Noah Eli Gordon is the author of eight books, including The Area of Sound Called the Subtone, selected for the 2004 Sawtooth Poetry Prize; Novel Pictorial Noise, chosen for the 2006 National Poetry Series Open Competition and for the 2007 San Francisco State Poetry Center Book Award; A Fiddle Pulled from the Throat of a Sparrow, recipient of the 2006 Green Rose Prize; and The Year of the Rooster (2013). He is an assistant professor in the MFA program at the University of Colorado, Boulder.

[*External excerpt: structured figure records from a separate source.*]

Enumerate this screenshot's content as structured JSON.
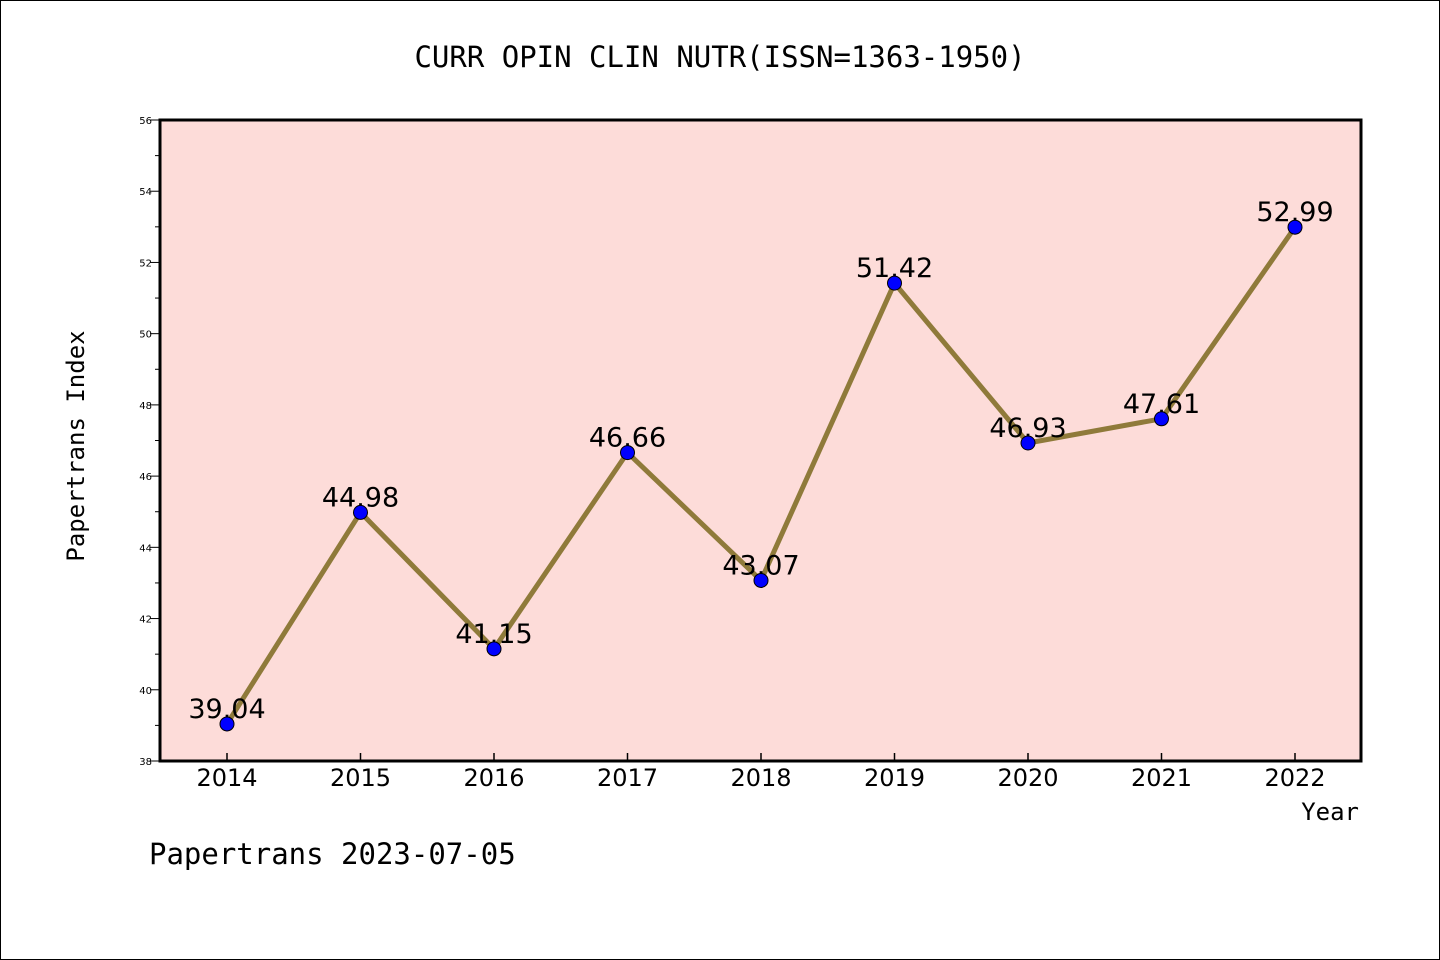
{
  "chart_data": {
    "type": "line",
    "title": "CURR OPIN CLIN NUTR(ISSN=1363-1950)",
    "xlabel": "Year",
    "ylabel": "Papertrans Index",
    "categories": [
      "2014",
      "2015",
      "2016",
      "2017",
      "2018",
      "2019",
      "2020",
      "2021",
      "2022"
    ],
    "series": [
      {
        "values": [
          39.04,
          44.98,
          41.15,
          46.66,
          43.07,
          51.42,
          46.93,
          47.61,
          52.99
        ],
        "data_labels": [
          "39.04",
          "44.98",
          "41.15",
          "46.66",
          "43.07",
          "51.42",
          "46.93",
          "47.61",
          "52.99"
        ]
      }
    ],
    "yticks": [
      "38",
      "40",
      "42",
      "44",
      "46",
      "48",
      "50",
      "52",
      "54",
      "56"
    ],
    "ylim": [
      38,
      56
    ],
    "grid": false,
    "legend": "none",
    "colors": {
      "plot_background": "#fddcd9",
      "line": "#8f7a3a",
      "marker": "#0000ff"
    }
  },
  "footer": {
    "watermark": "Papertrans 2023-07-05"
  }
}
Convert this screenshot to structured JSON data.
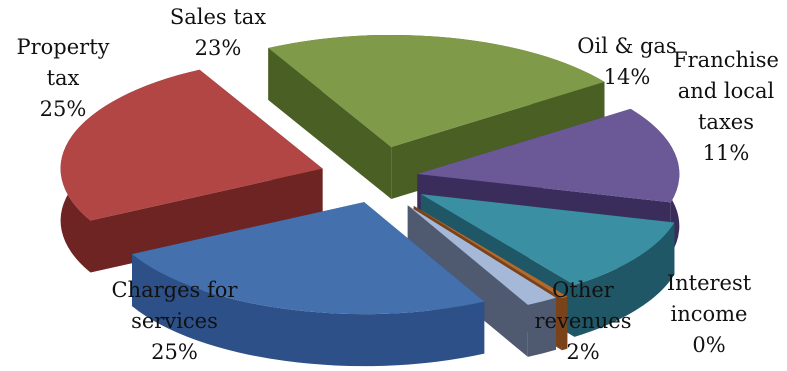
{
  "chart_data": {
    "type": "pie",
    "style": "3d-exploded",
    "legend": "none",
    "slices": [
      {
        "name": "Sales tax",
        "line1": "Sales tax",
        "line2": "",
        "pct_label": "23%",
        "value": 23,
        "color": "#7f9a48",
        "side": "#4a5f24"
      },
      {
        "name": "Oil & gas",
        "line1": "Oil & gas",
        "line2": "",
        "pct_label": "14%",
        "value": 14,
        "color": "#6a5996",
        "side": "#3a2d5c"
      },
      {
        "name": "Franchise and local taxes",
        "line1": "Franchise",
        "line2": "and local",
        "line3": "taxes",
        "pct_label": "11%",
        "value": 11,
        "color": "#3b8fa3",
        "side": "#1f5766"
      },
      {
        "name": "Interest income",
        "line1": "Interest",
        "line2": "income",
        "pct_label": "0%",
        "value": 0.4,
        "color": "#b26a2e",
        "side": "#7a4218"
      },
      {
        "name": "Other revenues",
        "line1": "Other",
        "line2": "revenues",
        "pct_label": "2%",
        "value": 2,
        "color": "#a5b8d8",
        "side": "#4f5a70"
      },
      {
        "name": "Charges for services",
        "line1": "Charges for",
        "line2": "services",
        "pct_label": "25%",
        "value": 25,
        "color": "#4471ae",
        "side": "#2c5087"
      },
      {
        "name": "Property tax",
        "line1": "Property",
        "line2": "tax",
        "pct_label": "25%",
        "value": 25,
        "color": "#b14644",
        "side": "#6e2422"
      }
    ]
  }
}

Geppetto Also Made a Mother

by Noah Eli Gordon

There is nothing imaginary about a piece of wood. It has its life, like you or I, and returns to the ocean. Gravity won’t allow the wheel to roll up a hill. Having no imagination, a piece of wood doesn’t care if it becomes a fan blade, a coffee table, or a little wheel on a wooden horse. Real marionettes have no strings. Real horses, arriving at hills, may or may not climb them. This has nothing to do with free will, an invention of purely academic interest. The Chinese invented stirrups, and their hills have been covered with horses ever since. On a clear day, the ocean goes on forever. Like Oedipus alone on a hilltop, this is a literary device used to demonstrate the value of beachfront property. Italian literature has never had room for gravity. Like you or I, it has its life, returning always to the ocean. It doesn’t care if it becomes something to cover a coffee table. Strings pull real wooden horses. This is an example of the imposition of free will on inanimate objects. There is nothing imaginary about the historic importance of the stirrup’s role. On a clear day, it is possible to see wooden storks clouding the air.